The sense of having a socially relevant role does not come with a sense of having a noticeable representation, which is another pitfall of flexibility and a feature of precarious work. Describing the catering industry from a long-term perspective shows that the lack of representation of hospitality workers is a long-term phenomenon. The consequence of the lack of representation is the low visibility of people employed in the catering industry, i.e., society does not notice their needs. Considering the importance of gastronomic actors in society’s everyday lives, their lack of appropriate representation is concerning.
A long-term outlook sheds light on the neglected need to notice and recognise those who work every day in a sector that is important to society. Recognising those working in the catering industry and assuring representation could positively translate into improving their economic and social standing.
8. Conclusions
By analysing the results obtained employing the category of time, it can be seen that processes occurring in hospitality (1) are rooted in the precarization of the industry, manifesting in flexible employment forms, hourly wages, and a lack of social security, and (2) are also embedded in the temporal aspects specific to catering – its organisation, pace and rhythm, as well as the hourly-based wage system, all of which are oriented toward task completion in insolation from human needs and constraints.
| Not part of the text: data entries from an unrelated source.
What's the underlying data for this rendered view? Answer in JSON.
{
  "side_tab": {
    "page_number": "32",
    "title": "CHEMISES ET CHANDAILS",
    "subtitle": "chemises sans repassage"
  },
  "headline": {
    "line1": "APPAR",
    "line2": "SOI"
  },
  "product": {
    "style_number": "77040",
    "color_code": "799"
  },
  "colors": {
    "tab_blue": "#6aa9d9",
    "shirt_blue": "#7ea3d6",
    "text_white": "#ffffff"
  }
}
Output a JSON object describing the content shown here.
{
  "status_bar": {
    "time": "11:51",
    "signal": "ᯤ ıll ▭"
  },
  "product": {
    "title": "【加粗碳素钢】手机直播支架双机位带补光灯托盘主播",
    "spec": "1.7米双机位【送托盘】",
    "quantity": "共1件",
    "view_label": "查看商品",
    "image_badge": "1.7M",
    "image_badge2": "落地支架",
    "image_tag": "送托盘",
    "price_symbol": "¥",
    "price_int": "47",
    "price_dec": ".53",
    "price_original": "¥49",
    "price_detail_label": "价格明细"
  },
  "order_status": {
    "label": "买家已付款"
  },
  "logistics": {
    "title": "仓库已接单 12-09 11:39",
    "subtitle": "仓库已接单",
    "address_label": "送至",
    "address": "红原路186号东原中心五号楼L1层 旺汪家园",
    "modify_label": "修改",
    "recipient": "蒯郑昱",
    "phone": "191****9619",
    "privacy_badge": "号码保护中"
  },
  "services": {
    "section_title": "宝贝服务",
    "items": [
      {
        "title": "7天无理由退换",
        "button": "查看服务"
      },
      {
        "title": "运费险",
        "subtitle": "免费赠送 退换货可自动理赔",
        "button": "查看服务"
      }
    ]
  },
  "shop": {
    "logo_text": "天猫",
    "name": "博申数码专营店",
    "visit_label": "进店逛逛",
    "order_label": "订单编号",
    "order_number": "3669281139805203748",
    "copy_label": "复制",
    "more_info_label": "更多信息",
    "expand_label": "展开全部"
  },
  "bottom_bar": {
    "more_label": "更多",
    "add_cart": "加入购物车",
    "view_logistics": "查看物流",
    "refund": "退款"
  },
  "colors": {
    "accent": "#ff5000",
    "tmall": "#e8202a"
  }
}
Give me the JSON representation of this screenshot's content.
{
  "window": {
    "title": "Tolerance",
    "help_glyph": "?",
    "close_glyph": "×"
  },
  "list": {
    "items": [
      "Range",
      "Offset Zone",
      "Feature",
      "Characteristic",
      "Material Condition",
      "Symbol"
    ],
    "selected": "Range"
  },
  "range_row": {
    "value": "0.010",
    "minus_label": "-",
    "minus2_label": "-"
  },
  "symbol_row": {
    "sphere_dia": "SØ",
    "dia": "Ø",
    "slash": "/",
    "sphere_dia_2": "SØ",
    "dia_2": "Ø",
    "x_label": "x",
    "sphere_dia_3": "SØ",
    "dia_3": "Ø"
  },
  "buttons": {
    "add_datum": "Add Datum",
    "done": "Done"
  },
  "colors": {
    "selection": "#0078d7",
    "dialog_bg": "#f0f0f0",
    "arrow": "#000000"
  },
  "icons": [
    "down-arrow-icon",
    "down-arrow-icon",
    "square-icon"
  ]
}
Catering work is physically demanding and involves significant interaction with others, leading to various situations that result in overwork and emotional exhaustion. Issues related to precarization, temporal categories, and the sector-specific conditions described in this article constitute what I term ‘gastroproblems’, which affect the entire economic, legal, and social trajectory of individuals employed in hospitality. When examining the catering work, it can be observed that the employees perceive it as beneficial from a collective life perspective and consider their work meaningful. Awareness of the lack of social security and the difficulties associated with job responsibilities does not diminish the attractiveness of the work – even when changing jobs, workers choose to stay within the sector, as its flexibility is particularly appealing to young people. One wonders, therefore, whether catering offered more attractive working conditions and opportunities for development, people working in it would be more likely to tie their future to it rather than treating it as merely temporary.
The results of the quantitative survey and the statements from the qualitative study showed that considerations of precarity are strongly coupled with the extent of an individual’s subjectivity in the face of passing time. When it comes to the working time of the catering employees, short, medium and long, influencing and managing it is not easy to achieve and is gradually being reduced. The situation of those working in catering could be improved by balancing the time spent working with economic and social benefits and increasing their visibility within the rest of society.
Projekt badawczy i artykuł powstał przy pomocnych konsultacjach naukowych z prof. UAM dr. hab. Przemysławem Nosalem, za które autorka serdecznie dziękuje.